Mijn ex-buurman woonde in een grote glazen loft, al noemde hij het zelf liever een penthouse.

Onze woningen werden van elkaar gescheiden door een kloof, een mossige tuin met een stokoude bruine beuk die mijn benedenetage gedeeltelijk aan zijn zicht onttrok, maar hij kon nog altijd letterlijk op mij neerkijken. Het liefst van al wilde hij een schijnwerper op de machtige kruin van de boom richten, en de teleurstelling, nee, de diepe krenking was van zijn gezicht te lezen toen ik dat voorzichtig weigerde met het argument dat de wortels zouden worden beschadigd als hij een sleuf liet graven om een kabel te leggen. Tijdens de burenvergadering had het gekke Duitse vrouwtje van de overkant met trillende stem ‘You vill kill ze tree’ geroepen, terwijl ze aan haar zelfgebreide sjaal zat te frunniken met dezelfde vingers waarmee ze de zwammen die na de droge, hete zomer aan de voet van de boom waren verschenen te lijf was gegaan. Op weg naar huis van de biowinkel  met een nieuwe voorraad kruidenthee bleef die Baumfrau vaak even staan om de beuk te omhelzen en lieve woordjes toe te fluisteren.
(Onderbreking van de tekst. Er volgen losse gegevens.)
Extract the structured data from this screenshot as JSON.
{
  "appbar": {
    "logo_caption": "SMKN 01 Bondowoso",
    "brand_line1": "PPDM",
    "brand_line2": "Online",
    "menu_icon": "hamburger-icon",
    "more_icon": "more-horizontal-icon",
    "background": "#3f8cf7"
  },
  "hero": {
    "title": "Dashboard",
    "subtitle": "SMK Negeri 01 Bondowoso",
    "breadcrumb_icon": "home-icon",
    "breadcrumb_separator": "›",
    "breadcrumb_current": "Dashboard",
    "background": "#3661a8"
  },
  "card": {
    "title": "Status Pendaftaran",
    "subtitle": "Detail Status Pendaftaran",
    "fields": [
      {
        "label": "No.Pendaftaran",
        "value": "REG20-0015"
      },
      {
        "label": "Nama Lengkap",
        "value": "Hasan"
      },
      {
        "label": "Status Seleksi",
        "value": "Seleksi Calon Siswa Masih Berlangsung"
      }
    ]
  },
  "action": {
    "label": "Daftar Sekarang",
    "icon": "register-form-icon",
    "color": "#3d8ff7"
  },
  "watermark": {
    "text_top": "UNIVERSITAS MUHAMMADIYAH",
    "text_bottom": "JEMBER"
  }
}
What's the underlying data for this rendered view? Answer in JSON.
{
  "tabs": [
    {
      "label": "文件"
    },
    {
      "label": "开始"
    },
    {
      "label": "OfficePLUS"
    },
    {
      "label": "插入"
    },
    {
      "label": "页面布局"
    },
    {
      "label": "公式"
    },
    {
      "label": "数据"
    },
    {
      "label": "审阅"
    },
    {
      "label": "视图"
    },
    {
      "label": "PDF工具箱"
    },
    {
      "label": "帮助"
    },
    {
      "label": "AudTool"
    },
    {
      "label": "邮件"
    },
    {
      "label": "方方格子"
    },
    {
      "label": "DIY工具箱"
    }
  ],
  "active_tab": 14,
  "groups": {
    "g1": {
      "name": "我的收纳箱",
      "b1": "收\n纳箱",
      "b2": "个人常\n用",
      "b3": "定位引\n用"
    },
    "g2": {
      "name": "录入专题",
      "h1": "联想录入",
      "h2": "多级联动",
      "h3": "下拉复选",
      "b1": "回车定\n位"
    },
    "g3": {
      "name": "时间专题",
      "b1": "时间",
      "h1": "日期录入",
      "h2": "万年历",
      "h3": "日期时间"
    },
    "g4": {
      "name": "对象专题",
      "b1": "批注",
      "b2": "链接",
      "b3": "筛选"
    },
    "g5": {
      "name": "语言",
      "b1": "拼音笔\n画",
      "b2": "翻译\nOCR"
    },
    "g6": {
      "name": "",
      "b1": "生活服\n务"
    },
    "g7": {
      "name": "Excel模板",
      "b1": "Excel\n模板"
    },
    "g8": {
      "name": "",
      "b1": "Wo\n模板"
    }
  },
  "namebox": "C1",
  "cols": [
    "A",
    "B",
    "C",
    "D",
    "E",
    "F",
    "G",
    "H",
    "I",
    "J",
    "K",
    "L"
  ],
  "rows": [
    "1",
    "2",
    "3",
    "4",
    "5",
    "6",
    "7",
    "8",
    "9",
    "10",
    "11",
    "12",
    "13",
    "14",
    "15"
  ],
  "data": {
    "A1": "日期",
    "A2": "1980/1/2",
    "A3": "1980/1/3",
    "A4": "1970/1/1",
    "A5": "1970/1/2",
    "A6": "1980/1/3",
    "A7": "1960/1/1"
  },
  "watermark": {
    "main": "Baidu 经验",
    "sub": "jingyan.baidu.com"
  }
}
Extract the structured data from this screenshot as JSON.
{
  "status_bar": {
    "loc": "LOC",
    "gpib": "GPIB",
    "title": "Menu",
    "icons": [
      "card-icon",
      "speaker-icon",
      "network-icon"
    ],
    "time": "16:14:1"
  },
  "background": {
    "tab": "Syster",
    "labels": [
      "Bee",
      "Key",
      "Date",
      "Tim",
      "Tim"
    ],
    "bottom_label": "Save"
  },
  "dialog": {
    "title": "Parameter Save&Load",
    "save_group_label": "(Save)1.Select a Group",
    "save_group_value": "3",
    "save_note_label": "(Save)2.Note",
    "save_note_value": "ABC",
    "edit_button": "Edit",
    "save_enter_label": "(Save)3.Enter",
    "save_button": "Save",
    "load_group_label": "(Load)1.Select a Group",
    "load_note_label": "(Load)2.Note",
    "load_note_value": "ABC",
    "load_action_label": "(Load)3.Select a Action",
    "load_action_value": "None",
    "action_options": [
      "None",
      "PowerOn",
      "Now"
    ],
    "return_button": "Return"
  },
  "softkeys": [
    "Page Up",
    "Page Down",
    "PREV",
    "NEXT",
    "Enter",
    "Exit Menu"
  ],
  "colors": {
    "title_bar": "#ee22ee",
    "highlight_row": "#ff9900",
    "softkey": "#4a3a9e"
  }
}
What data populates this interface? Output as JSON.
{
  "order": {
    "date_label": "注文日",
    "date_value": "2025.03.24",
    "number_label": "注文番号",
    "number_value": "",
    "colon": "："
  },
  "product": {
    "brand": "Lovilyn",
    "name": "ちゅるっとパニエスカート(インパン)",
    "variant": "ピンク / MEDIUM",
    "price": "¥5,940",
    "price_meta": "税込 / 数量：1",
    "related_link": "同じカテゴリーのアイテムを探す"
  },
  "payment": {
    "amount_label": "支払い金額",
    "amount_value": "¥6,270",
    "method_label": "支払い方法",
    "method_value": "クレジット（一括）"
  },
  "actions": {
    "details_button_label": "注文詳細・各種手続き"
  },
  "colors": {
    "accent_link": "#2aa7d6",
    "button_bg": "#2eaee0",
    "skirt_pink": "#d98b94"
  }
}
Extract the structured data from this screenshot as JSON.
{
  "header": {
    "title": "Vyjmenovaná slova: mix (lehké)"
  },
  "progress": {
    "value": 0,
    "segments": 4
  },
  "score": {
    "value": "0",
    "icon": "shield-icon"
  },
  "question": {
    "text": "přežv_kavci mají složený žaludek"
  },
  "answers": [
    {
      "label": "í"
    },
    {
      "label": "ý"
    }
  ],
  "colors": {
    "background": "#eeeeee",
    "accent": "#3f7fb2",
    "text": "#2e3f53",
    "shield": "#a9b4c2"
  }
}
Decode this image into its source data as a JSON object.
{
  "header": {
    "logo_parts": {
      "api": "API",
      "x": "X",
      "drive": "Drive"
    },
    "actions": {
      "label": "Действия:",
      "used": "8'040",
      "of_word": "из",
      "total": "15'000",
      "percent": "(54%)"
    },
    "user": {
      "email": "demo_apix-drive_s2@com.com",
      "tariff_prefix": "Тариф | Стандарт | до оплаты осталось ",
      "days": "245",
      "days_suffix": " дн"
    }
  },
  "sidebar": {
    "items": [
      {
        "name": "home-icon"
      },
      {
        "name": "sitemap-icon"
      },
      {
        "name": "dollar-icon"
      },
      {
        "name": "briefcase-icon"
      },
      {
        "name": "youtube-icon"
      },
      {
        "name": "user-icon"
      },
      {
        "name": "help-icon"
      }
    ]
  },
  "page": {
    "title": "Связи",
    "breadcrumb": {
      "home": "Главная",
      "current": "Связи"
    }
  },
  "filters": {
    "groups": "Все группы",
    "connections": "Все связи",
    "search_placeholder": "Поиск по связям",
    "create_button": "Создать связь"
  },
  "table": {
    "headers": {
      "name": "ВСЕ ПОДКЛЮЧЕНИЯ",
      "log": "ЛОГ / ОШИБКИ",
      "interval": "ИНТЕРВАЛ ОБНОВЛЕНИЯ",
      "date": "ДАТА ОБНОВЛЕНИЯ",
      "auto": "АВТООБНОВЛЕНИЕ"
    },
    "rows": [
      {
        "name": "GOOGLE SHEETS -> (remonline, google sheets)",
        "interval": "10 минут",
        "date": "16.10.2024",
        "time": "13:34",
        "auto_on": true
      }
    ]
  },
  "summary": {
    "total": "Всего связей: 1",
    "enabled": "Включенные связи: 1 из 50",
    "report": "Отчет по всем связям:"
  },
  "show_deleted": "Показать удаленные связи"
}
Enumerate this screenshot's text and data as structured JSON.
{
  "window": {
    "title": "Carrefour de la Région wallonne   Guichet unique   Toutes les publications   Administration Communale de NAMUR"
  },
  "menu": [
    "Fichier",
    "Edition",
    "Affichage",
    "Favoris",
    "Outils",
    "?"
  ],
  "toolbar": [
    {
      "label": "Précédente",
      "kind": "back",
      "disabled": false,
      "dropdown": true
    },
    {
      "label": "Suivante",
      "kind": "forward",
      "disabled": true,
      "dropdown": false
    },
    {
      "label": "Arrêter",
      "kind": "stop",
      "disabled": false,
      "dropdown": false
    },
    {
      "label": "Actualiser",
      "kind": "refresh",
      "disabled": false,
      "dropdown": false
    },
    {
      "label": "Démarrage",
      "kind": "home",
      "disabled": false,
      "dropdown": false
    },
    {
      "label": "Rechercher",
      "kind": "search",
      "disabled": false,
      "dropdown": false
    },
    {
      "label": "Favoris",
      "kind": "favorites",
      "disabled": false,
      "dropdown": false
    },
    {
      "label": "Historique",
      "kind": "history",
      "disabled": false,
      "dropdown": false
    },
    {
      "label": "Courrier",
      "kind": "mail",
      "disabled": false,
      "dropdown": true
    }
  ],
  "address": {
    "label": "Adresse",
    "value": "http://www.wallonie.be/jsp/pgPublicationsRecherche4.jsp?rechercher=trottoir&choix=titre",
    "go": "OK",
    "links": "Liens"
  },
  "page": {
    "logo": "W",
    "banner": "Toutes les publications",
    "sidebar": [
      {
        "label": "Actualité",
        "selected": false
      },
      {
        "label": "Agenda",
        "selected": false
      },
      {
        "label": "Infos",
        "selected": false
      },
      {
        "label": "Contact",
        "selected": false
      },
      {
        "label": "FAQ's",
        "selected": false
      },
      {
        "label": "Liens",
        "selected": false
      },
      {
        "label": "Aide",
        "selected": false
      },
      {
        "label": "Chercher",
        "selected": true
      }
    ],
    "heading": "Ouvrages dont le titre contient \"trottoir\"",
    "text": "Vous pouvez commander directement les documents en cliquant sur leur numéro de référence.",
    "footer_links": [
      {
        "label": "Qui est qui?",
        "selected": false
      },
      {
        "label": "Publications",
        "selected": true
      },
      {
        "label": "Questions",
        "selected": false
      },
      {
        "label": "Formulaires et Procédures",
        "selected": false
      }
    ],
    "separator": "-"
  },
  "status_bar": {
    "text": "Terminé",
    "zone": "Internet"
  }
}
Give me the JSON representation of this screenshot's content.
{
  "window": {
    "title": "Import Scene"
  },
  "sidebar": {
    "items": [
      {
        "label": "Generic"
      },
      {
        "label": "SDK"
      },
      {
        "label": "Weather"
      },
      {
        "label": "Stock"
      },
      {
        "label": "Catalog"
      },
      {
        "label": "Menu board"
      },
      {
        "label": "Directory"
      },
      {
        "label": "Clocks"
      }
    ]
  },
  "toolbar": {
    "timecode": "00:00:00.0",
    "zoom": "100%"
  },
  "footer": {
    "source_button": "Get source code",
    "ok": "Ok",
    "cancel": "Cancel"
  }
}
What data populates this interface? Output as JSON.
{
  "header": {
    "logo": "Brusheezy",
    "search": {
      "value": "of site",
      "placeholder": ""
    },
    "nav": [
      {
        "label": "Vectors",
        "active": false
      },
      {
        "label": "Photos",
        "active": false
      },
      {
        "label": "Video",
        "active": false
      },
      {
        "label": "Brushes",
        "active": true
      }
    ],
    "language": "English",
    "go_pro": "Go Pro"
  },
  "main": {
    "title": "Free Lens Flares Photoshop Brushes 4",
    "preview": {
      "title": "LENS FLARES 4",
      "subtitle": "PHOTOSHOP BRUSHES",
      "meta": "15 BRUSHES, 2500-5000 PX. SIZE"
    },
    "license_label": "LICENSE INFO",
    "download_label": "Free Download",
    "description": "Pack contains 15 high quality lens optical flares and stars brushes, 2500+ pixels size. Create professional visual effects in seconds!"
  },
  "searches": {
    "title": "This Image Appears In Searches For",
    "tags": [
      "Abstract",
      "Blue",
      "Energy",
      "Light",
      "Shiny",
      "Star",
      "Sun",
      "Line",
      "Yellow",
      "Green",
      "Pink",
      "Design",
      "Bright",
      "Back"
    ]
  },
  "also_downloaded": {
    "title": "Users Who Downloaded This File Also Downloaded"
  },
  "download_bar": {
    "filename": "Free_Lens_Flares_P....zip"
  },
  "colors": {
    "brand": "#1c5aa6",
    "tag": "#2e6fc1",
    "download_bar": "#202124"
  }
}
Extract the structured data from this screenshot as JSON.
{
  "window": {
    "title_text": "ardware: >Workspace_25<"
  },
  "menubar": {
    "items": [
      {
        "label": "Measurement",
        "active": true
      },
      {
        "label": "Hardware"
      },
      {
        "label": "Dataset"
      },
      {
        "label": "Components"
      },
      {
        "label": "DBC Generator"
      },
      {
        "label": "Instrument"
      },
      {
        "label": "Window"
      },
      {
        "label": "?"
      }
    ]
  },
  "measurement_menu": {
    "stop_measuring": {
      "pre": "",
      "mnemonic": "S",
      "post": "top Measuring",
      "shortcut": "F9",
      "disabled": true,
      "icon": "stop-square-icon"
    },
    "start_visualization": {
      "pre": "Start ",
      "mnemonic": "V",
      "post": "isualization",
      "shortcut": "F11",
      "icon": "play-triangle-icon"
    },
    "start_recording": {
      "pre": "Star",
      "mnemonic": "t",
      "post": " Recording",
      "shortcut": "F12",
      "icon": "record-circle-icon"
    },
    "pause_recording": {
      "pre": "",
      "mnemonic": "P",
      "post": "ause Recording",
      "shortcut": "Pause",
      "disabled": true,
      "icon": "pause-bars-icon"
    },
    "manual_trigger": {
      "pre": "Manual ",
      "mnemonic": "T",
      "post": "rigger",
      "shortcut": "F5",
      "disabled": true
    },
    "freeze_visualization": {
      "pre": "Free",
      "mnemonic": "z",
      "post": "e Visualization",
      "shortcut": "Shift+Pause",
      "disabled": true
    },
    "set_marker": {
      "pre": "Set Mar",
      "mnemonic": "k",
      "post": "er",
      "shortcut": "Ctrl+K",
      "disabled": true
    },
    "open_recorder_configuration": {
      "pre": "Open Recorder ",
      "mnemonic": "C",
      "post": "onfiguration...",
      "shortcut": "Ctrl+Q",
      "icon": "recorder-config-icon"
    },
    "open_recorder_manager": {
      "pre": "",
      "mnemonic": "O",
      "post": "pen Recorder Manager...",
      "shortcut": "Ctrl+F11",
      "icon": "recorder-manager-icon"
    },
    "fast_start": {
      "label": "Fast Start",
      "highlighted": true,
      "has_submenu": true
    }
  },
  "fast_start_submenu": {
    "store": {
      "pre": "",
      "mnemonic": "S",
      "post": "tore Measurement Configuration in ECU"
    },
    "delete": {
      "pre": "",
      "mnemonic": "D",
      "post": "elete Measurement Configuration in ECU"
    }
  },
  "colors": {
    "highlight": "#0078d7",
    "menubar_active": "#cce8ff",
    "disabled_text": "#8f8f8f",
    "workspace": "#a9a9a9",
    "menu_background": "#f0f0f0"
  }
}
Met aan zelfverloochening grenzende welwillendheid had mijn buurman zich neergelegd bij de bezwaren, maar niet na zijn buren er op vaderlijke toon aan te herinneren dat de rechter zijn onvervreemdbare eigendomsrecht ongetwijfeld zou laten gelden als hij daar werkelijk op aandrong.

‘Wat heb je nou eigenlijk ’s nachts aan een boom als je hem toch niet kunt zien?’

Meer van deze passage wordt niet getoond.